In order to test all their research and continue collecting data about marine debris, The Ocean Cleanup launched the world’s first cleanup system last September, known as System 001, from San Francisco to use in the Great Pacific Garbage Patch. The system underwent a redesign phase to develop System 001/B, whose current position and traveled route, as well as live weather conditions can be seen on this interactive map:
The Ocean Cleanup expects to launch System 002 in the second half of 2020 in the Great Pacific Garbage Patch, building on the system modifications implemented with the previous two models.
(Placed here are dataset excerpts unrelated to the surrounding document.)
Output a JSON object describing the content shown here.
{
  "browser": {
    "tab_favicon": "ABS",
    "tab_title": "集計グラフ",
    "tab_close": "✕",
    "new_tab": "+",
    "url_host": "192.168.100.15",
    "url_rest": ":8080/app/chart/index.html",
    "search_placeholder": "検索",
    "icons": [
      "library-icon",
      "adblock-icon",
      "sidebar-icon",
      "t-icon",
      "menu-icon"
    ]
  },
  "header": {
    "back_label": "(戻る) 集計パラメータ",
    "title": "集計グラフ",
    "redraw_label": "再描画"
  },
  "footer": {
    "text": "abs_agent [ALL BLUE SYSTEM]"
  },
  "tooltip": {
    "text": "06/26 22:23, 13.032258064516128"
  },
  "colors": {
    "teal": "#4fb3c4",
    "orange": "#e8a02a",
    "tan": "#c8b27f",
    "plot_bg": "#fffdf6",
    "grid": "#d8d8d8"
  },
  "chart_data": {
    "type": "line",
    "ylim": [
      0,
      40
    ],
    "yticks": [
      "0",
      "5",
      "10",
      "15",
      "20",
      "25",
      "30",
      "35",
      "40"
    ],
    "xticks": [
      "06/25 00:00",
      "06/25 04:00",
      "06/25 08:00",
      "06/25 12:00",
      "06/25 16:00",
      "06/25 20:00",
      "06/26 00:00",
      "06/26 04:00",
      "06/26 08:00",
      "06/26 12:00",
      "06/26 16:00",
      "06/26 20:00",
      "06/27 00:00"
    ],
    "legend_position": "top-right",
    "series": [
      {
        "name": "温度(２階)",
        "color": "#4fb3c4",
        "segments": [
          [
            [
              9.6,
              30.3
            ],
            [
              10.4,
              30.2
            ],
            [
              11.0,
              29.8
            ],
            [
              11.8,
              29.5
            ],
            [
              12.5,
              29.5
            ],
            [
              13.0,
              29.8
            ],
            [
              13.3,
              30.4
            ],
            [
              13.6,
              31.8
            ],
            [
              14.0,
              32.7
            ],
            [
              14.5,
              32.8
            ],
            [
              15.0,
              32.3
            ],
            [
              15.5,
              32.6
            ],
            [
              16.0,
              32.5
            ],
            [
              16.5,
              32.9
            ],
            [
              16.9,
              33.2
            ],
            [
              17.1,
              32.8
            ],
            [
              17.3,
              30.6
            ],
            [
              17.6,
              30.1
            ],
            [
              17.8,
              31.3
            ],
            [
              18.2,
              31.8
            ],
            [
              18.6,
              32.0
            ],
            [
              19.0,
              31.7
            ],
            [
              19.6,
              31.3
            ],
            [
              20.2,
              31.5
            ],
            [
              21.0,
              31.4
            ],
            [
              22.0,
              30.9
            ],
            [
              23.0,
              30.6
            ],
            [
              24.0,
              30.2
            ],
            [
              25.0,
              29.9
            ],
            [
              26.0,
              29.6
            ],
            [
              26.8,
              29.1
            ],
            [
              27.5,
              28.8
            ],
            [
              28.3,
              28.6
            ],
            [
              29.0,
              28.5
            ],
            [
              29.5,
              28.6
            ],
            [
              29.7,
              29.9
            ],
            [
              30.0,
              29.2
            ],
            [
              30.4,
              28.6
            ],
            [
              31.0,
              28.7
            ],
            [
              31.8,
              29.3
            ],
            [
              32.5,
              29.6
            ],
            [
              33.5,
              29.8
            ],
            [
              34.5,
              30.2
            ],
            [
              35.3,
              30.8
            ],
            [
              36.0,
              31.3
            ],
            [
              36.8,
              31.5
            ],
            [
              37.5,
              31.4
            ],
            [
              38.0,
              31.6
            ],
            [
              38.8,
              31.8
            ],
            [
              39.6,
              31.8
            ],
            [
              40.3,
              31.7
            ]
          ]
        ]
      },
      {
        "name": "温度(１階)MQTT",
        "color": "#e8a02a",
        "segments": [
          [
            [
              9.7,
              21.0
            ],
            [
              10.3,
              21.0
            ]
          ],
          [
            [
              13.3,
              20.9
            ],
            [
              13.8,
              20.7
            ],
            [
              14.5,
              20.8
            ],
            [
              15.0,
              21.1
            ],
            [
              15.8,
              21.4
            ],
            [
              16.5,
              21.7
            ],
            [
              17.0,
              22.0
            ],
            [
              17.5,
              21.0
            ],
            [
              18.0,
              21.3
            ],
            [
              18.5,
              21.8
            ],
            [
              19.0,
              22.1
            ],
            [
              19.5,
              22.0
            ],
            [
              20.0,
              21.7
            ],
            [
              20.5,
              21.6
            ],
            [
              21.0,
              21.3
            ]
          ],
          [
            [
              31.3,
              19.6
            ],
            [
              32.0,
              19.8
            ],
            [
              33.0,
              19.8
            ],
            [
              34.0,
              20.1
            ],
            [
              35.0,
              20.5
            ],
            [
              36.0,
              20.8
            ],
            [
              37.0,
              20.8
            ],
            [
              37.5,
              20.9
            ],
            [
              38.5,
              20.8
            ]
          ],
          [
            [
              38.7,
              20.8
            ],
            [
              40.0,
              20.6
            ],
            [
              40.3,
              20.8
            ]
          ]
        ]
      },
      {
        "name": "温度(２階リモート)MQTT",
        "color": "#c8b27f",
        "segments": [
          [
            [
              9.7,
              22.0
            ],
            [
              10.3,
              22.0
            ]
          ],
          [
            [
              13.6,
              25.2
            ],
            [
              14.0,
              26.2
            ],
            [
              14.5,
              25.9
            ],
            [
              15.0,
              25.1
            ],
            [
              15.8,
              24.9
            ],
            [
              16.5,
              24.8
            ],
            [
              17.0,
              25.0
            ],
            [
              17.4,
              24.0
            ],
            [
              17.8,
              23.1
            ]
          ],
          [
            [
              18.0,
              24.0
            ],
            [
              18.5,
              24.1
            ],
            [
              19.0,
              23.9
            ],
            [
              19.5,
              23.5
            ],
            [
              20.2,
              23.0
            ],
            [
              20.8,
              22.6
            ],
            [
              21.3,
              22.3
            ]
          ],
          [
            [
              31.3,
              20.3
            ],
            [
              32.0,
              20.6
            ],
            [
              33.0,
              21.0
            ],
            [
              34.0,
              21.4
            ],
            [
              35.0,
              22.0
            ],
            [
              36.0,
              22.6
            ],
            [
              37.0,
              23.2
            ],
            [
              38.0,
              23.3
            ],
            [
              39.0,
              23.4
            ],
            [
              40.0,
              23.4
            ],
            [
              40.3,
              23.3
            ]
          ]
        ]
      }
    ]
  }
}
After this project is completed in the Pacific, the company plans to begin cleaning operations for the remaining ocean garbage patches, working on a “zero waste” basis.
The Ocean Cleanup has been working towards removing oceanic plastic through technological developments since 2013. Their goal to eliminate plastic pollution from the world’s oceans is inherently geographical, as it promotes a greater appreciation for marine environments that could be kept clean if we collectively take action towards solutions for plastic pollution.